L’arte come atto interiore, Giovanni Gardini

 Enrico Versari appartiene a quel novero di artisti che si fatica a circoscrivere all’interno di un’unica categoria. Sarebbe riduttivo parlare di lui solo come di un pittore o di un incisore dato che abita la musica e la filosofia con la stessa passione e familiarità con cui abita le altre arti.

Il suo laboratorio per la varietà dei materiali e dei supporti – pigmenti, inchiostri, argille, carta pesta, tele, tavole, lastre di rame – ha il sapore di una vecchia bottega di artigiano, in cui la sapienza delle mani e dello sguardo dialoga con uno spirito acuto e creativo. Il suo studio è un vero e proprio spazio di sperimentazione in cui pennelli, strumenti musicali e bulini, al pari del cavalletto e del torchio, possono, idealmente, essere usati indistintamente perché parte del medesimo processo mentale.

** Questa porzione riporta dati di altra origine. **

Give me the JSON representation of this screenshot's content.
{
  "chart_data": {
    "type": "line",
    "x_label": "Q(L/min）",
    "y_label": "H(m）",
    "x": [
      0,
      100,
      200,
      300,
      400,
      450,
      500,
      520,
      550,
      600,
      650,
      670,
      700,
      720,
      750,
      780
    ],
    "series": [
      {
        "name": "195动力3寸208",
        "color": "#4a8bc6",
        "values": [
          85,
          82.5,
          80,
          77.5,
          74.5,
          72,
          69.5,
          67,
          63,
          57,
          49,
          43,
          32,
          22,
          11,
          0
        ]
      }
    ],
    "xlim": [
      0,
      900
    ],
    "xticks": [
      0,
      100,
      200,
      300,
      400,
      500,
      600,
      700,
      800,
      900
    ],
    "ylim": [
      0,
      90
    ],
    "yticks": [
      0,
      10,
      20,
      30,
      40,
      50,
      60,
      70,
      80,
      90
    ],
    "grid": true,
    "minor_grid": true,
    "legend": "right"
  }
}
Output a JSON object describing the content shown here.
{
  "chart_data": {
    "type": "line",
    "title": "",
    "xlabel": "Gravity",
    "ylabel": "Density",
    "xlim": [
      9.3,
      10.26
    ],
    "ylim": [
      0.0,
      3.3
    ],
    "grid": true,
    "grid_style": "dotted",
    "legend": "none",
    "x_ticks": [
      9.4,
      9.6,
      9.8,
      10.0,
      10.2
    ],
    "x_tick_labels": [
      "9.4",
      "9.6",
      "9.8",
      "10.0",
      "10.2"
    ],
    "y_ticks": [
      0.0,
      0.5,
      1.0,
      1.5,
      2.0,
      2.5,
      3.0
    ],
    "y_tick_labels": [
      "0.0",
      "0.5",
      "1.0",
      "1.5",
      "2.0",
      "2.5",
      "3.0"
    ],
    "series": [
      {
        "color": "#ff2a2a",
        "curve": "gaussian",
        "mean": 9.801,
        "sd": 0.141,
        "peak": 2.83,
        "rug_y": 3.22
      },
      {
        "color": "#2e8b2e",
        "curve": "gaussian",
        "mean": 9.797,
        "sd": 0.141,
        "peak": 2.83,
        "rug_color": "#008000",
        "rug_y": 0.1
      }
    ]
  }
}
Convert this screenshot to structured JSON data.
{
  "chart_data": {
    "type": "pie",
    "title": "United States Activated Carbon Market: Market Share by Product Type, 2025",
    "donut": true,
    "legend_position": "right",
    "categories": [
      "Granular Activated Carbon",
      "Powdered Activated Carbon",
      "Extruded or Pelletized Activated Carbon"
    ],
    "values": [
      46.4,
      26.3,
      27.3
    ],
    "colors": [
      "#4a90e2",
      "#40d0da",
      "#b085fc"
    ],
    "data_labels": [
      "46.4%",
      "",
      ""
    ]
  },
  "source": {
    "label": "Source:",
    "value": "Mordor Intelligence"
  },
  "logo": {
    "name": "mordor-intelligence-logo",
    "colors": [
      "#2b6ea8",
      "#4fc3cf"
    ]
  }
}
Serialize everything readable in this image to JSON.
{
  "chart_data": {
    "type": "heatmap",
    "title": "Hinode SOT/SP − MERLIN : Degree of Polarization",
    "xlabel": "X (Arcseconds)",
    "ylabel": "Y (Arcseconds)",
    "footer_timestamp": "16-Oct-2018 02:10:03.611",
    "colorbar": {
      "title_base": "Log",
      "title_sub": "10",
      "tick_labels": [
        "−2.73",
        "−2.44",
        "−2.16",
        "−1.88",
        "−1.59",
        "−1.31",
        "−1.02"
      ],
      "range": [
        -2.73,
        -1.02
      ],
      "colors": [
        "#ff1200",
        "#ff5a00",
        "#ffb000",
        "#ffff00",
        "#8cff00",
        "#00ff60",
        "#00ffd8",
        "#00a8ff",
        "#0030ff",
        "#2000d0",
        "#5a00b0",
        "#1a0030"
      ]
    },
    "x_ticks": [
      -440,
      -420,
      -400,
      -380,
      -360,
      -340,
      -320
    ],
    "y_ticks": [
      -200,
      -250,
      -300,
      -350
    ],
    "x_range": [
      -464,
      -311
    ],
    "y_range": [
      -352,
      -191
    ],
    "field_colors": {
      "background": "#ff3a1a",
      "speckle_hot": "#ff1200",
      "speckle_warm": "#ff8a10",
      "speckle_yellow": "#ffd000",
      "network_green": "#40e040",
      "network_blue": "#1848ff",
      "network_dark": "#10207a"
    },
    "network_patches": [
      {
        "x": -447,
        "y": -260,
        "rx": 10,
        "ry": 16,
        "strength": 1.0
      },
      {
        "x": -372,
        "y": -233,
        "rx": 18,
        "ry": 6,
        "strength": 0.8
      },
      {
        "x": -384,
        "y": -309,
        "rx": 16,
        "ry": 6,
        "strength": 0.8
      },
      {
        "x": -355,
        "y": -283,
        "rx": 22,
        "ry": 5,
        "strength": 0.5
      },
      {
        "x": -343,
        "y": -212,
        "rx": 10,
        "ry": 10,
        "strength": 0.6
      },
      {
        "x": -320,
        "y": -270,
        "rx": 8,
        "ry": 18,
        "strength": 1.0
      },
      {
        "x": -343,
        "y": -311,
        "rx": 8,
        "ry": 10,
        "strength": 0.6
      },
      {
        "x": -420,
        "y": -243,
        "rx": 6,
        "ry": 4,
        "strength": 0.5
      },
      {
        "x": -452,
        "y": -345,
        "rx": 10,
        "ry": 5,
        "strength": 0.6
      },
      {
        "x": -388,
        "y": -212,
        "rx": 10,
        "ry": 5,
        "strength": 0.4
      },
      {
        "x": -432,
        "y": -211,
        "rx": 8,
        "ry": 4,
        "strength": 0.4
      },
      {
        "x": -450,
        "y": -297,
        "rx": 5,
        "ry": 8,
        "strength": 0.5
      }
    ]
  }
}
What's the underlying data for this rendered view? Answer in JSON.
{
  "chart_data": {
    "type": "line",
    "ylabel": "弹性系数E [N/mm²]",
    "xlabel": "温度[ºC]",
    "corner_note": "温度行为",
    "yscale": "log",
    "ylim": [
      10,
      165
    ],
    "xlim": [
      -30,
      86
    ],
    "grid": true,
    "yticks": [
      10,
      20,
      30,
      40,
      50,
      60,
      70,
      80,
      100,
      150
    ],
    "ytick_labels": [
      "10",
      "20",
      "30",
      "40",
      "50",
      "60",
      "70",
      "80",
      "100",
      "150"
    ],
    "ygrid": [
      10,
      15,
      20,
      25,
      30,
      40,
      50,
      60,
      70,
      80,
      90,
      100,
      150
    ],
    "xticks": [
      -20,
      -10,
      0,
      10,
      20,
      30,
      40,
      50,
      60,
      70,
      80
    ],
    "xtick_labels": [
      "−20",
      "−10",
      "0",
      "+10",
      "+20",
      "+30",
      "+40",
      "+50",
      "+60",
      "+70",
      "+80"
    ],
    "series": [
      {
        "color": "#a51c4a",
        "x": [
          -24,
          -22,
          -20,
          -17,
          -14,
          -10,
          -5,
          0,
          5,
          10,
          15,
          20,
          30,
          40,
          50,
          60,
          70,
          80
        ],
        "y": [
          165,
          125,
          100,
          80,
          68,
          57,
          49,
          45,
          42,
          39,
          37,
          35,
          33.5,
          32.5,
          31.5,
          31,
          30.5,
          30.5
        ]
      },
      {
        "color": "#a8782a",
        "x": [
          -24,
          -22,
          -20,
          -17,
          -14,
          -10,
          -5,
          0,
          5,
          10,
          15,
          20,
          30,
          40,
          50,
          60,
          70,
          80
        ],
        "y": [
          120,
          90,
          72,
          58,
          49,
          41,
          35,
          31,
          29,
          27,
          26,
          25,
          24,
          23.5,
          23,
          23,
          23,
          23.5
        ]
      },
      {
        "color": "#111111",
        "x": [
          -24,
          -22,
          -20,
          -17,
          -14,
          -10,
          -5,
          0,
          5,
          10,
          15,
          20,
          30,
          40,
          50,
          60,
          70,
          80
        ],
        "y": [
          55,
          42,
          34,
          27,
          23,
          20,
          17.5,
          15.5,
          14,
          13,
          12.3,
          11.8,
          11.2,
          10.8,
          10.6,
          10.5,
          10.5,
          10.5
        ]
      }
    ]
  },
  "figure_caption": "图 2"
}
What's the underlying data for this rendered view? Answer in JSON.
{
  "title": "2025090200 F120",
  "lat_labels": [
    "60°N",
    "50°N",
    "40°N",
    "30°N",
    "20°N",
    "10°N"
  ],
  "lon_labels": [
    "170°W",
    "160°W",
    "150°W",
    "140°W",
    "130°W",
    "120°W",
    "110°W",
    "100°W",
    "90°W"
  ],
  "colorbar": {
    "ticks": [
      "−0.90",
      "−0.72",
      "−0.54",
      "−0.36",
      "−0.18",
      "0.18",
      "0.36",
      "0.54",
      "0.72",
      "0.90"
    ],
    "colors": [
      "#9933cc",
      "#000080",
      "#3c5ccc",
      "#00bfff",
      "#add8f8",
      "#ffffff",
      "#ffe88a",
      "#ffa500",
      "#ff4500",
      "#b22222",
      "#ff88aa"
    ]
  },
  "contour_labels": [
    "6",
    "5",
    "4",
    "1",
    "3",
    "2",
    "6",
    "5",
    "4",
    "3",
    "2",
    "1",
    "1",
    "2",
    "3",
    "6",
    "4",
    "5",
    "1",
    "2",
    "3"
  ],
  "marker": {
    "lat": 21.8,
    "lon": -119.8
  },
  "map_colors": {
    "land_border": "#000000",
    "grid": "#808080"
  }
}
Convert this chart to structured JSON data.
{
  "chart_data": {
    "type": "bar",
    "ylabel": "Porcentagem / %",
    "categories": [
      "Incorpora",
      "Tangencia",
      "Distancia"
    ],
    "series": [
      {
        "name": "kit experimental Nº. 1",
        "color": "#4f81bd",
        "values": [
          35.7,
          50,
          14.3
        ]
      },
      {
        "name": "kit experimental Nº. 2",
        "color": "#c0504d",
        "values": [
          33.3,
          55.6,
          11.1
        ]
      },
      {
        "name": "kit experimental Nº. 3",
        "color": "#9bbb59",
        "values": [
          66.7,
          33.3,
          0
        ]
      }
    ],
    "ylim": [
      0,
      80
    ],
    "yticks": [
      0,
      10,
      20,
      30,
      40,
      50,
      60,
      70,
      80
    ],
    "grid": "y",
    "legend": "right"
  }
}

Alla pittura en plen air nella quale il desiderio è cogliere l’essenza di un istante – un esercizio forse più intimo e personale, la cui produzione è meno nota ma non per questo meno significativa – Versari alterna il lavoro in studio – un esercizio più paziente e ponderato -, due dimensioni entrambe necessarie che si alimentano vicendevolmente e nelle quali la scelta del soggetto non è importante, ma un puro pretesto. Nella sua visione, infatti, nel disegno come nella pittura, qualsiasi cosa può costituire uno spunto interessante da cui partire, tutto può essere disegnato e l’individuazione del soggetto si configura come una azione profondamente democratica, perché non serve stupire a tutti i costi. Poco importa se la scelta cade su una foglia secca o una carta stropicciata, un solido geometrico o un paesaggio appenninico. L’atto primo è il guardare, scorgere un significato, un’azione che la mente è chiamata a fare continuamente per trovare un senso e un ordine a tutte le cose.

E poi c’è il disegno. Ciò che conta, infatti, è il disegno avvertito come elemento imprescindibile del processo di conoscenza. Nella visione dell’artista esso è l’azione prima, l’ambito privilegiato in cui la ragione osserva e si apre allo stupore, spazio interiore di meditazione, disciplina. Per Versari il disegno è un atto di conoscenza del mondo, oltre che di se stessi, esercizio della mente e della mano. Il disegno chiede prudenza e moderazione, responsabilità, perché come ricorda l’artista bisogna sapere anche quando occorre fermarsi: ogni segno deve essere pensato per entrare in dialogo con il tutto, in un costante equilibrio tra luce e tenebre, ordine e caos.

Molte opere di Versari sono il frutto di un lavoro paziente e di ponderate attese, di tempi calcolati. I grandi dischi dipinti, le sfere o le pitture su tavola chiedono, dalla preparazione del supporto fino all’ultimo segno inciso sopra, una piena dedizione unita ad un sincero rigore, perché ogni errore lascerebbe inesorabilmente una traccia. Eppure, in questo esercizio così misurato, che non ammette distrazioni, rimane costante la dimensione dell’imprevisto o della sorpresa, perché insita nella materia che si va ad incidere. L’oro, il rame o l’argento che caratterizzano molte delle opere di Versari sono infatti il frutto di un lavoro di scalfittura della superficie, in una costante ricerca di quella luce che emerge dalle tenebre. Ciò che è dato allo spettatore di vedere è il risultato finale di un lungo processo che parte dal rivestire tutte le superfici di sottilissime lamine metalliche per poi ricoprirle da un denso strato di colore nero. A questa accurata preparazione, che simbolicamente parrebbe sancire la vittoria delle tenebre sulla luce, si affianca un lavoro ostinatamente contrario, che partendo dalla materia oscura ricerca lo splendore. Ed è riflettendo su questo processo che si possono comprendere la meticolosità e la voluta casualità, la determinazione e lo stupore di ciò che emerge, perché l’artista non sa esattamente quale rifrazione luminosa – sia essa dorata, argentata o di caldo rame – si cela dietro al caos di quella notte che, grazie al suo gesto, cede inesorabilmente spazio all’aurora, in una inesausta ricerca di armonia.